Professional Culture and Professional Development in Jewish Schools: Teachers' Perceptions and Experiences

Published: 
Aug. 26, 2006

Source: Journal of Jewish Education, Volume 72, Issue 2 August 2006, pages 91 – 108

In this article, the authors report a study of professional culture and professional development in Jewish schools based on surveys of teachers and other staff and interviews with principals.
They first introduce three key constructs: professional culture, professional development, and professional learning communities.

 

They then describe research that has identified features of each that support teacher learning. With this background in mind, they compare the current realities in Jewish schools as gleaned through the survey with typical public schools and with the features of schools identified in the literature as supportive of teacher learning and collegiality.

 

Finally, they suggest the next steps that might be taken to improve Jewish schools as settings in which teacher growth and learning flourish. The authors conclude that overall, the professional climates of most of the Jewish schools studied seem rather similar to those described in studies of public schools.
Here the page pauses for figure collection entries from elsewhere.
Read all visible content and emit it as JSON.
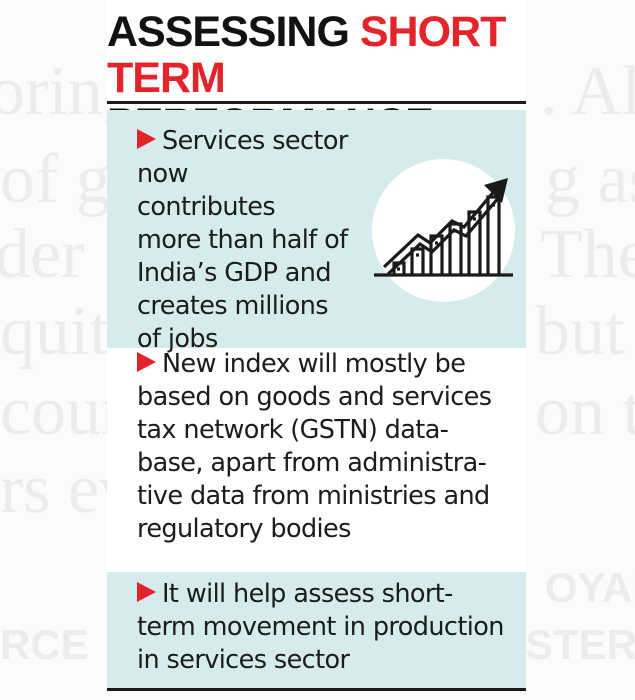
{
  "headline": {
    "line1_black": "ASSESSING",
    "line1_red": "SHORT",
    "line2_red": "TERM",
    "line2_black": "PERFORMANCE"
  },
  "points": [
    {
      "text": "Services sector now\ncontributes\nmore than half of\nIndia’s GDP and\ncreates millions\nof jobs"
    },
    {
      "text": "New index will mostly be\nbased on goods and services\ntax network (GSTN) data-\nbase, apart from administra-\ntive data from ministries and\nregulatory bodies"
    },
    {
      "text": "It will help assess short-\nterm movement in production\nin services sector"
    }
  ],
  "icon": {
    "name": "rising-bar-chart-icon"
  },
  "colors": {
    "accent_red": "#e3242b",
    "panel_teal": "#d6ecec",
    "text_dark": "#1c1c1c"
  },
  "background_fragments": [
    "oring",
    ". All",
    "of g",
    "g as",
    "der",
    "The",
    "quit",
    "but",
    "cour",
    "on t",
    "rs ev",
    "OYAL",
    "RCE",
    "STER"
  ]
}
Although some elements of a productive professional learning environment are in place in some of the schools, the majority of schools are missing many critical features. The study suggests the need for a sustained effort to make Jewish schools better places for teacher learning and growth.

 

To accomplish this, schools need to adopt structures and practices that permit teachers to interact with one another around teaching and learning. Teaching increasingly must become a public activity and teachers must come to expect that colleagues will raise questions and offer suggestions about their classroom practices. Moving in these directions may be especially challenging for afternoon schools where faculty are part-time and may be onsite at different times.

 

Day schools also may experience challenges as faculty members are often on non-overlapping schedules and divided between Jewish studies and secular subject groups. It will take imagination, leadership, and perseverance to find ways for faculty groups to come together for joint study, planning, and problem solving.